Over the past few years, additive manufacturing - better known as 3D printing - has become established as a driver of innovation in a wide variety of industries. In addition to the many industrial applications - for example for the production of prototypes and spare parts - there are many benefits to using 3D printing for the medical sector. The applications of additive manufacturing since the beginning of their use in the medical field have been just as varied as the production possibilities and materials themselves. The fact that 3D printing is especially suitable for the production of prototypes or one-off individual parts made it possible to use it early on, in the field of implant production amongst other things. The benefits of additive manufacturing in the medical sector, the potential applications that are already commonplace and also the significance of 3D printing for medicine in the future will all be examined in more detail in this whitepaper.
To get an overview of the applications of additive manufacturing in medicine, it is first necessary to understand how the 3D printing process works. Basically, additive manufacturing differs from other manufacturing methods in that the particular material being worked on is not cast, such as in the manufacture of injection moulded parts, or cut from a larger block, as is the case for example with CNC machining. As the term "additive" suggests, in additive manufacturing material is applied layer by layer. Even if the individual additive methods differ in the precise process and the materials, the process of layered production of the workpiece is still the same. Unlike other manufacturing processes, with this method there is great freedom in terms of the design of parts and possible geometries. Since the early days and the initial hype about this new production process, 3D printing has seen a great deal of differentiation, so current manufacturing processes differ greatly. The most important manufacturing processes used in the manufacture of medical products today are direct metal laser sintering and stereolithography.

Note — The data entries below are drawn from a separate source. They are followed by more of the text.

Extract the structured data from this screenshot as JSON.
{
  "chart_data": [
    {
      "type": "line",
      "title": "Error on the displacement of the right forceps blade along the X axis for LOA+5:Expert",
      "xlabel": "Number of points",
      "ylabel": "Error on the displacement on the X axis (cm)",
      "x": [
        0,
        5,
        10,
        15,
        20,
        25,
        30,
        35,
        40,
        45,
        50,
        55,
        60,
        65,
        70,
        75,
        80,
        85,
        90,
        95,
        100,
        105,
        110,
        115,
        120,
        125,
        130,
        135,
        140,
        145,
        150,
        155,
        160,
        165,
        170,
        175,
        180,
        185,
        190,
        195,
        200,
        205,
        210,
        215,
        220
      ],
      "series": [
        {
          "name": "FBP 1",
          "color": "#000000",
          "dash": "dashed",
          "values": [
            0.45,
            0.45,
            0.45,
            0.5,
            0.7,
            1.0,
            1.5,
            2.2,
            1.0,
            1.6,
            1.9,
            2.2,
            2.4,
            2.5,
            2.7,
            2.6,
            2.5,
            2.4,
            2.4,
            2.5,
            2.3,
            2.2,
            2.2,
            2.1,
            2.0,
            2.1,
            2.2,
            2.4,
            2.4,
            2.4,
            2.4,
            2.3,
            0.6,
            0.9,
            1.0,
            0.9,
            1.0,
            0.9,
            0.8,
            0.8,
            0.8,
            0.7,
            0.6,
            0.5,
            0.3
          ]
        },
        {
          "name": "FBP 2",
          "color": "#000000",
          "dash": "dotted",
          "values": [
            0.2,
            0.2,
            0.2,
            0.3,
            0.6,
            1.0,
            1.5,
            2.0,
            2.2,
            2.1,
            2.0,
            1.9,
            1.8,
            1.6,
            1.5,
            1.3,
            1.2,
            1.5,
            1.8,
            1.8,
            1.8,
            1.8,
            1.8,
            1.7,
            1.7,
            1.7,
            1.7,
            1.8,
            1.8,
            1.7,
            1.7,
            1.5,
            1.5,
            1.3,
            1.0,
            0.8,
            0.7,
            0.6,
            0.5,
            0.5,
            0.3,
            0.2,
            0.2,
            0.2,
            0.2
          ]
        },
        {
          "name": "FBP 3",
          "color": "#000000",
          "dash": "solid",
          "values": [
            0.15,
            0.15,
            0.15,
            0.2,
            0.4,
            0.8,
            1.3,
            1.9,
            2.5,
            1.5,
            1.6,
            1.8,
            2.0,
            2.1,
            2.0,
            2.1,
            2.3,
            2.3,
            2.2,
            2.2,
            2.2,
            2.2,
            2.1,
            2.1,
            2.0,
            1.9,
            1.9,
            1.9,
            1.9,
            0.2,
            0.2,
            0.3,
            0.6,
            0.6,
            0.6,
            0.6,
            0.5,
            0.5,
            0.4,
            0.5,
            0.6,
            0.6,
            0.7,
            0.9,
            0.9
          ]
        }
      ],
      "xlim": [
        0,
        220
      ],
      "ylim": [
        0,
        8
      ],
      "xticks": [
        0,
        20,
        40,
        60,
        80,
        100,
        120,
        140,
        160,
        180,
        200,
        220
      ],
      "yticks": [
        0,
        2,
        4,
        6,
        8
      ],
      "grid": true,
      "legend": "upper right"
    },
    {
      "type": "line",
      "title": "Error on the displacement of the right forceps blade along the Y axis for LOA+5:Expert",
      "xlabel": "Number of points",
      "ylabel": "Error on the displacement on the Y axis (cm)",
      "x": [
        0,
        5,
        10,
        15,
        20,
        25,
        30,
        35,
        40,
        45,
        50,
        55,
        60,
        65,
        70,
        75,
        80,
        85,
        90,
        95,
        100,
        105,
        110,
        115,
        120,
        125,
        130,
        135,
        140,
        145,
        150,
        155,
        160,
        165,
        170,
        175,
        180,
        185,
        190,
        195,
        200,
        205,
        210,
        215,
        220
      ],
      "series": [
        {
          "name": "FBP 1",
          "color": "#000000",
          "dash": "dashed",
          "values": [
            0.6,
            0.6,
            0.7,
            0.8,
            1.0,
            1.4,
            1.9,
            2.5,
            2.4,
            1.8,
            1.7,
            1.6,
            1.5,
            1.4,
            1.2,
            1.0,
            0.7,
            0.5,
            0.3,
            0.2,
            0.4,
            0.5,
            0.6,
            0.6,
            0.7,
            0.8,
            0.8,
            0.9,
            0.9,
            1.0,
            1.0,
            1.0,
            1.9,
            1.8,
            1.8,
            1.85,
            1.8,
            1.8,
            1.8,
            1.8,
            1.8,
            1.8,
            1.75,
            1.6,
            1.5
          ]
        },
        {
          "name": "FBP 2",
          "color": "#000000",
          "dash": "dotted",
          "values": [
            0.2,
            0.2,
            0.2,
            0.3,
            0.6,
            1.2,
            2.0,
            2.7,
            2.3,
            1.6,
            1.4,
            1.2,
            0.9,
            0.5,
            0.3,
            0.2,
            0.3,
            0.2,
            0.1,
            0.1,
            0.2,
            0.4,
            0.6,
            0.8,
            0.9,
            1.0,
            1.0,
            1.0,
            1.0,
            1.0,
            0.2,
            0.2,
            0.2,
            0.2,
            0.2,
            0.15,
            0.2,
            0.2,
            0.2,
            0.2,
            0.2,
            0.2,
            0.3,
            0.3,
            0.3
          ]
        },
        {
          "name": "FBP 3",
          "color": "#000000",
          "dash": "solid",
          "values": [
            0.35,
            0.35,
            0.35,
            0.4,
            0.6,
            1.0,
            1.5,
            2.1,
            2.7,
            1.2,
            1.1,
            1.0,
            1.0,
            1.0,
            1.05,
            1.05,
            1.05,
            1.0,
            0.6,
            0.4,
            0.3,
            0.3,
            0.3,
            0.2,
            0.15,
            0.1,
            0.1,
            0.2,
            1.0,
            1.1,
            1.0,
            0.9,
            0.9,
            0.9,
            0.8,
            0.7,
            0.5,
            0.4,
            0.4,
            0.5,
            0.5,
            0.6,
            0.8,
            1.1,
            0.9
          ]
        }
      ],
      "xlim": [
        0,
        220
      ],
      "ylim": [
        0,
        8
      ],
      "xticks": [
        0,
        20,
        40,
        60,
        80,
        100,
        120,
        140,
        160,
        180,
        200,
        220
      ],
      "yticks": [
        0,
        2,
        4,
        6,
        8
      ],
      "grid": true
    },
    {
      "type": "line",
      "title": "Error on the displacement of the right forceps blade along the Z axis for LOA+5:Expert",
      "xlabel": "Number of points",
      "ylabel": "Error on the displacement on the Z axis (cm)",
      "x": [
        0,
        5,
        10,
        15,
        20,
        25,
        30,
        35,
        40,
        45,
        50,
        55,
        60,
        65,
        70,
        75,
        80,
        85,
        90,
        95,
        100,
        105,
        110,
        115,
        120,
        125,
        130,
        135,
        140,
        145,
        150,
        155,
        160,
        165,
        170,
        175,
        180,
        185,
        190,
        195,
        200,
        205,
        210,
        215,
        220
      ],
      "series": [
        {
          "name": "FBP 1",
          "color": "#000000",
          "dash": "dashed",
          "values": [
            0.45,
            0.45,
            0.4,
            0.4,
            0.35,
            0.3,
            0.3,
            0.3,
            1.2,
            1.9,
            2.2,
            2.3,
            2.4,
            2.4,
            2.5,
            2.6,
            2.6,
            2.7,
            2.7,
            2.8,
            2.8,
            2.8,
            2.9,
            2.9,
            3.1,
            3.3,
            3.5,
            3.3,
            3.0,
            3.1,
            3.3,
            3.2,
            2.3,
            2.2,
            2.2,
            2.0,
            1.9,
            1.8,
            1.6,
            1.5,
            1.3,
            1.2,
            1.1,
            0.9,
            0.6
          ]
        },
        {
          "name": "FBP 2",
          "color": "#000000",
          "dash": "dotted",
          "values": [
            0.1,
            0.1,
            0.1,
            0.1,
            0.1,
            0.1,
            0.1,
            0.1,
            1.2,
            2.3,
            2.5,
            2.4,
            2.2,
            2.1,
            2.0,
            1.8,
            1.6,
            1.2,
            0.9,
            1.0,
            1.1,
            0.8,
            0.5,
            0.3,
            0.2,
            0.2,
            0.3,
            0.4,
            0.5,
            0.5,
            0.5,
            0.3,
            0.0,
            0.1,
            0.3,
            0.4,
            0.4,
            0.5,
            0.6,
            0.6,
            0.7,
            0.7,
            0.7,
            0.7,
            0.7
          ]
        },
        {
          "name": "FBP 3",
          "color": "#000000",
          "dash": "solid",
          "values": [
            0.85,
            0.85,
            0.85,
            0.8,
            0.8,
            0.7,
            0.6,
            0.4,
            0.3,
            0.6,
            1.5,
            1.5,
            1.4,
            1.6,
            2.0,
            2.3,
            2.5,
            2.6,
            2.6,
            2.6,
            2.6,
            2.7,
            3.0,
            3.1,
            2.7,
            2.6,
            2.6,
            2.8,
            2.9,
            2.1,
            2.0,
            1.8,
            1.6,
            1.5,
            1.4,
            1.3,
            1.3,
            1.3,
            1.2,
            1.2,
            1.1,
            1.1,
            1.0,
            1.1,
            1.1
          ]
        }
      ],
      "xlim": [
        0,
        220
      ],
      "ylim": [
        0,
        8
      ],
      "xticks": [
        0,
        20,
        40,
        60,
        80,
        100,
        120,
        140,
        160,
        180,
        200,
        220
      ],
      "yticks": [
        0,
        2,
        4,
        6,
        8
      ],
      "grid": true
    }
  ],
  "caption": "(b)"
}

Direct metal laser sintering (DMLS)
DMLS is particularly suitable for printing parts made of metals and special alloys. In principle, the procedure for printing parts by DMLS hardly differs from the familiar methods of additive manufacturing. To print metals, support structures are required to dissipate the heat generated during the manufacturing process and to
ensure the stability of the components. Without support structures there would also be a risk that new material would be simply wiped away during the printing process. In DMLS, the metal is in the form of a powder in a bath and is processed using a laser. The laser melts a cross sectional layer of the final workpiece, which means that the powder becomes a solid shape. In the next step, the baseplate on which this process takes place is lowered by a precise distance and a new layer of metal powder is distributed by the printer on the build platform. This process is repeated layer by layer until finally the finished component, such as an implant, emerges. After the component is completed, it is released from the support structures and the excess metal powder is post-processed depending on its application. A large number of metals are suitable for production using DMLS including titanium alloys, which are important for medicine - in particular the production of bone implants.
Stereolithography is comparable to other additive manufacturing methods. It is mainly used for the printing of polymers and plastics with complex geometries or very small structures that require a particular rigidity, impact resistance or durability. As with DMLS, this process uses a laser to do the actual printing. Unlike DMLS, however, the material is not in the form of powder in the working area, but in the form of a resin consisting of photopolymers and additives. An ultraviolet laser hardens this resin to a thermosetting plastic. Here, too, the construction platform is lowered at each work stage, ensuring that a new layer of the resin covers the component which is then hardened into the required shape by the laser. After the component has been produced layer by layer, the remnants of the resin are cleaned off in post processing and supporting structures are removed. After an additional treatment to harden off the materials, the component is then ready for its intended purpose. New material MicroFine Green, which can be printed using stereolithography, is ideal for use in medicine. Since it is possible to produce particularly fine, high-resolution structures, medical applications such as miniaturised catheters or minimally invasive tools are potential applications.